Pressão ambiental valoriza mais as resinas recicladas – Economia circular

Resinas recicladas ficam ainda mais valorizadas

Interesse generalizado – O esforço da cadeia do plástico em prol da expansão do uso de resinas reciclada envolve não apenas os fornecedores, mas também grandes transformadores, como a multinacional fabricante de embalagens Amcor, que já anunciou um projeto de incorporar em âmbito global, até 2025, 10% de resinas PCR em seu portfólio.

A intenção, ressalta Carlos Trubacz, diretor de marketing e sustentabilidade da área de embalagens rígidas da Amcor na América Latina, é integrar resinas recicladas à maior quantidade possível de aplicações.

Plástico Moderno - Pressão ambiental valoriza mais as resinas recicladas - Economia circular ©QD Foto: Divulgação
Carlos Trubacz, diretor de marketing e sustentabilidade da área de embalagens rígidas da Amcor

“Temos o uso de matérias-primas recicladas como uma das ofertas de produtos mais sustentáveis para embalagens”, destaca.

“Mas ainda há limites de disponibilidade, de qualidade e também de regulamentações, uma vez que é preciso garantir que elas não tragam nenhum risco, por exemplo, para aplicações em contato direto com alimentos”, pondera Trubacz.

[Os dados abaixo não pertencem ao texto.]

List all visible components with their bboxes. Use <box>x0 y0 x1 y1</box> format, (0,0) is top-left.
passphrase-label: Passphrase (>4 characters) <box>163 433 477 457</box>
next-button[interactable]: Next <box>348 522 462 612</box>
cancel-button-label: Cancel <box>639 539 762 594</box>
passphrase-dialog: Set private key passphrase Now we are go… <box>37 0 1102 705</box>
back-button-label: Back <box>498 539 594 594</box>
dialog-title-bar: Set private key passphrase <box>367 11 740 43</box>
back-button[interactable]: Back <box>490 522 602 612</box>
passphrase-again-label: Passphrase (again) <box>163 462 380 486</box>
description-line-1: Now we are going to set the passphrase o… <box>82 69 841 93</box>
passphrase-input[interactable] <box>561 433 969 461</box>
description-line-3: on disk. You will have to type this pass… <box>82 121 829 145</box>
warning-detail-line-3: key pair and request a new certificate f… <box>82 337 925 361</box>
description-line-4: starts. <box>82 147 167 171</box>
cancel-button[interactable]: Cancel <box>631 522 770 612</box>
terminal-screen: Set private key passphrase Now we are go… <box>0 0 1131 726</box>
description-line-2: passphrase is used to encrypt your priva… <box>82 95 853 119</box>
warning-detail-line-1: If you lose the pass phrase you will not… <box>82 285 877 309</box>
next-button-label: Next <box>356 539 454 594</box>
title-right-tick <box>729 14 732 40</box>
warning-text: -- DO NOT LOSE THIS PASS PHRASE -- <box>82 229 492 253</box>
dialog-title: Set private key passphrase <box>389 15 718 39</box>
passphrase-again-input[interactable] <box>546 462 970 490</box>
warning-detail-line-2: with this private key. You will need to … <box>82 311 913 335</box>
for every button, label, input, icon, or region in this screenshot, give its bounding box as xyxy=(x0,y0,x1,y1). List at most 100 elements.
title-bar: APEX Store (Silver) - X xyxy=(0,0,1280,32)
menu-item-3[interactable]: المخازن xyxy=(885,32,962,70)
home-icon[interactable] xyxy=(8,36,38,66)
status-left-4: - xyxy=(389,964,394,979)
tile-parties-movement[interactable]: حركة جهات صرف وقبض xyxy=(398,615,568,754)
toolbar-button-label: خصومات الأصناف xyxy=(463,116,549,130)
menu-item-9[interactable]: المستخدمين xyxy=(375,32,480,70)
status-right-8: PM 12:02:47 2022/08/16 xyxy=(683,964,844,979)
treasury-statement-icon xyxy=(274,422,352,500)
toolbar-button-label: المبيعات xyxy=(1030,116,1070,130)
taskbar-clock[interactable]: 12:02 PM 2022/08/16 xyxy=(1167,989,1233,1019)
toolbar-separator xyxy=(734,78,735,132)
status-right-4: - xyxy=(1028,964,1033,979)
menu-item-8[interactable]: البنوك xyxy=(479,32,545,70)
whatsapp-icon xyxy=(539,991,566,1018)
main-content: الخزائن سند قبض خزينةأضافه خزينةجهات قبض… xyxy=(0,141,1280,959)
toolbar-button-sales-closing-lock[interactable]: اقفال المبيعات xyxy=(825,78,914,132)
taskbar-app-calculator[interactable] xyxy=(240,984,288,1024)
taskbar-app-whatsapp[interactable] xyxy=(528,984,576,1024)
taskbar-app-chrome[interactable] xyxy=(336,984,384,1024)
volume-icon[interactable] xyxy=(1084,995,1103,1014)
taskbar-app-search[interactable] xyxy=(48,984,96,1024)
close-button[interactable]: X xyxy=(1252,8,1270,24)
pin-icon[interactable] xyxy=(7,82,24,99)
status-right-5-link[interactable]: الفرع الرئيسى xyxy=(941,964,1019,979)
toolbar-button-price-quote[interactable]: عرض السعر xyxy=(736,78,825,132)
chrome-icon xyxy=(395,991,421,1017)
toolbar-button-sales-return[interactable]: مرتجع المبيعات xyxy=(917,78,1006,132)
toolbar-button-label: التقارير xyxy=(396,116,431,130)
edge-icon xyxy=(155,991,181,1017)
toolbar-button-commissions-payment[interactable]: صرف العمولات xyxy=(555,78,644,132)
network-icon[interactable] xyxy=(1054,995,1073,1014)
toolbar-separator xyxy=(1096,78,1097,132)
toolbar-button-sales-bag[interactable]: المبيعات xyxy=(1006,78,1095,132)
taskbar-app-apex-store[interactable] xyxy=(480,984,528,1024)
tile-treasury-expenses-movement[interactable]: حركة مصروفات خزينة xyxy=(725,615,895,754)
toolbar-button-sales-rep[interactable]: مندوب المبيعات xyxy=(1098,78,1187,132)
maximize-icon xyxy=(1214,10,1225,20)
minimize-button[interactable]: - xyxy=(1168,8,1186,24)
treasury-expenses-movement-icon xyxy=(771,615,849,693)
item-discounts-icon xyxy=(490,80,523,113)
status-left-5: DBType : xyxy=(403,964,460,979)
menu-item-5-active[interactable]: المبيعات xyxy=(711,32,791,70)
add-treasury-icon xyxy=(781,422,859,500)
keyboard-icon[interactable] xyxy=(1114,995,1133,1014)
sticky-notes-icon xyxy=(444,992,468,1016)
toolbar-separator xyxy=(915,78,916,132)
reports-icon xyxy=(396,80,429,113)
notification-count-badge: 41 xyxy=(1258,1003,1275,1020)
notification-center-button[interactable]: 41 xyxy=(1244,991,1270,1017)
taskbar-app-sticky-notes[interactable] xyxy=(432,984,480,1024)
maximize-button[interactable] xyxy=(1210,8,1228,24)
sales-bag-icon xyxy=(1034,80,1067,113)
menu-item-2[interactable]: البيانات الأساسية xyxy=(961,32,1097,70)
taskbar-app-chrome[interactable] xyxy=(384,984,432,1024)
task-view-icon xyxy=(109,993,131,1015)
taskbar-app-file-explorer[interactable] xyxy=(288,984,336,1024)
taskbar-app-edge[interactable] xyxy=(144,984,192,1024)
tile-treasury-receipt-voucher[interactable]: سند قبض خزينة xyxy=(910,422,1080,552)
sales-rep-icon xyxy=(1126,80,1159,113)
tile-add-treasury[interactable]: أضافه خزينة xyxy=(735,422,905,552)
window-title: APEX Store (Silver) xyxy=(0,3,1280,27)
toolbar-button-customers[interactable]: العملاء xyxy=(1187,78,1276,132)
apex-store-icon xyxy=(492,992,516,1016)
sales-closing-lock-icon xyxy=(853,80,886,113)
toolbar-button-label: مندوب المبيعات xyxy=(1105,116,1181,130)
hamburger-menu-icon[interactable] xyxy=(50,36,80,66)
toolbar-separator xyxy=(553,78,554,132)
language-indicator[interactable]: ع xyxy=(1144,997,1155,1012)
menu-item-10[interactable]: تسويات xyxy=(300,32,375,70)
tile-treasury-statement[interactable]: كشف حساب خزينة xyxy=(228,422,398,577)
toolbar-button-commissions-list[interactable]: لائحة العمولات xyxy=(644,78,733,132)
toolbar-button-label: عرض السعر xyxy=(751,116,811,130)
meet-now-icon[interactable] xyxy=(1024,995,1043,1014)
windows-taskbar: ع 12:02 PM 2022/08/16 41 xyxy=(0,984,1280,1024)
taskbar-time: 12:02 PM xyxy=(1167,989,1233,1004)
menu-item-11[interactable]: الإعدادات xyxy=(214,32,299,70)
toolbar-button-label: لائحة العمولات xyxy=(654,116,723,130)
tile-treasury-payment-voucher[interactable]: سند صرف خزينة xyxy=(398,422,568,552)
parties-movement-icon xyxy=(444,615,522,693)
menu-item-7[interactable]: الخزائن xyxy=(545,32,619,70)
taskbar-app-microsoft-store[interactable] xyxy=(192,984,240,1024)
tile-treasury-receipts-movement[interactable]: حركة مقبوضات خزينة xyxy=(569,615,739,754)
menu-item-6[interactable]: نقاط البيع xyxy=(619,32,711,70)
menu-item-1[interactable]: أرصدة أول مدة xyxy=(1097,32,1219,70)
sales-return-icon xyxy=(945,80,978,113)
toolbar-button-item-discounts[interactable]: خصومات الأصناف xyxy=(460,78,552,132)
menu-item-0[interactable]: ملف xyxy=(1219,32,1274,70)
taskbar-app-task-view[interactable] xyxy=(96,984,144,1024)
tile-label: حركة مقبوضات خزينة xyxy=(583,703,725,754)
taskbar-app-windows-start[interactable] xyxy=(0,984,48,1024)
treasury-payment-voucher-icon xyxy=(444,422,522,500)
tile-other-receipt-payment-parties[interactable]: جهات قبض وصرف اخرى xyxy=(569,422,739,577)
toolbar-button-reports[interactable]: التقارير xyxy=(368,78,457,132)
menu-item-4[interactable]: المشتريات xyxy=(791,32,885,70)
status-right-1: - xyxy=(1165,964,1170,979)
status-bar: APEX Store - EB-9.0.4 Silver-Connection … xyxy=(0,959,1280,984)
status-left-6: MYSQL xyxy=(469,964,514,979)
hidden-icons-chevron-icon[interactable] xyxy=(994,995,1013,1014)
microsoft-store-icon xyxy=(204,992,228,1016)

Mesmo em filmes flexíveis, expande-se o uso de plástico reciclado, complementa Juliana Seidel, gerente senior de sustentabilidade da área de flexíveis da Amcor na América Latina.

Mas, segundo ela, nesse segmento o uso de resinas recicladas em aplicações mais exigentes ainda precisa superar desafios em quesitos como qualidade e padronização: por exemplo, para uso em stand-up pouches e pillow bags para grandes volumes (também conhecida como ‘almofada’, uma embalagem pillow bag pode ser utilizada para produtos como detergentes em pó, por exemplo).

Plástico Moderno - Pressão ambiental valoriza mais as resinas recicladas - Economia circular ©QD Foto: Divulgação
Juliana Seidel, gerente senior de sustentabilidade da área de flexíveis da Amcor

“Esses filmes precisam ter grande resistência e as resinas recicladas disponíveis ainda não conseguem conferir essa característica”, diz Juliana.

Mas também os grandes distribuidores de resinas, tradicionalmente focados nos materiais virgens, agora olham atentamente para as resinas recicladas, que eles integram a unidades de negócios fundamentadas em um conjunto mais amplo de soluções associadas à economia circular.

Na Activas, essa área veio se juntar às duas unidades de negócios anteriores da empresa: commodities e resinas de engenharia.

Batizada BIO-PCR, ela disponibiliza, além de materiais reciclados, também biopolímeros e resinas compostáveis.

Plástico Moderno - Pressão ambiental valoriza mais as resinas recicladas - Economia circular ©QD Foto: Divulgação
Laércio Gonçalves, CEO da Activas

“Já temos resinas recicladas de PE, PP, PS e PET”, detalha Laércio Gonçalves, CEO da Activas.

A nova unidade, afirma Laercio, já responde por algo entre 8% e 10% dos negócios da Activas (computando-se também as vendas do PE de cana-de-açúcar da Braskem).

“Creio que não demora a chegarmos a um ponto em que a indústria do plástico venderá quantidades iguais de materiais reciclados e novos”, enfatiza.

Também na Piramidal as resinas recicladas foram integradas a uma nova unidade de negócios – denominada Soluções Circulares – que inclui também polímeros de origem renovável e compostáveis e pode até ir além do modelo convencional de negócios de um distribuidor.

Plástico Moderno - Pressão ambiental valoriza mais as resinas recicladas - Economia circular ©QD Foto: Divulgação
Fábio Koutchin, da Piramidal

“Com o foco em oferecer soluções completas para nossos clientes, podemos também desenvolver projetos específicos, como logística reversa e desenho de produtos”, destaca Fábio Koutchin, recentemente contratado pela Piramidal para desenvolver essa nova unidade de negócios.

Ainda persiste, nota Koutchin, uma visão do reciclado como produto de baixa qualidade, comprado principalmente pelo preço; a Piramidal não pretende atuar nesse mercado, e trabalhará basicamente com reciclados que priorizem a qualidade.

“Estamos observando no Brasil diversos investimentos direcionados não apenas ao aumento de capacidade, mas sobretudo à melhoria da qualidade do material reciclado”, enfatiza.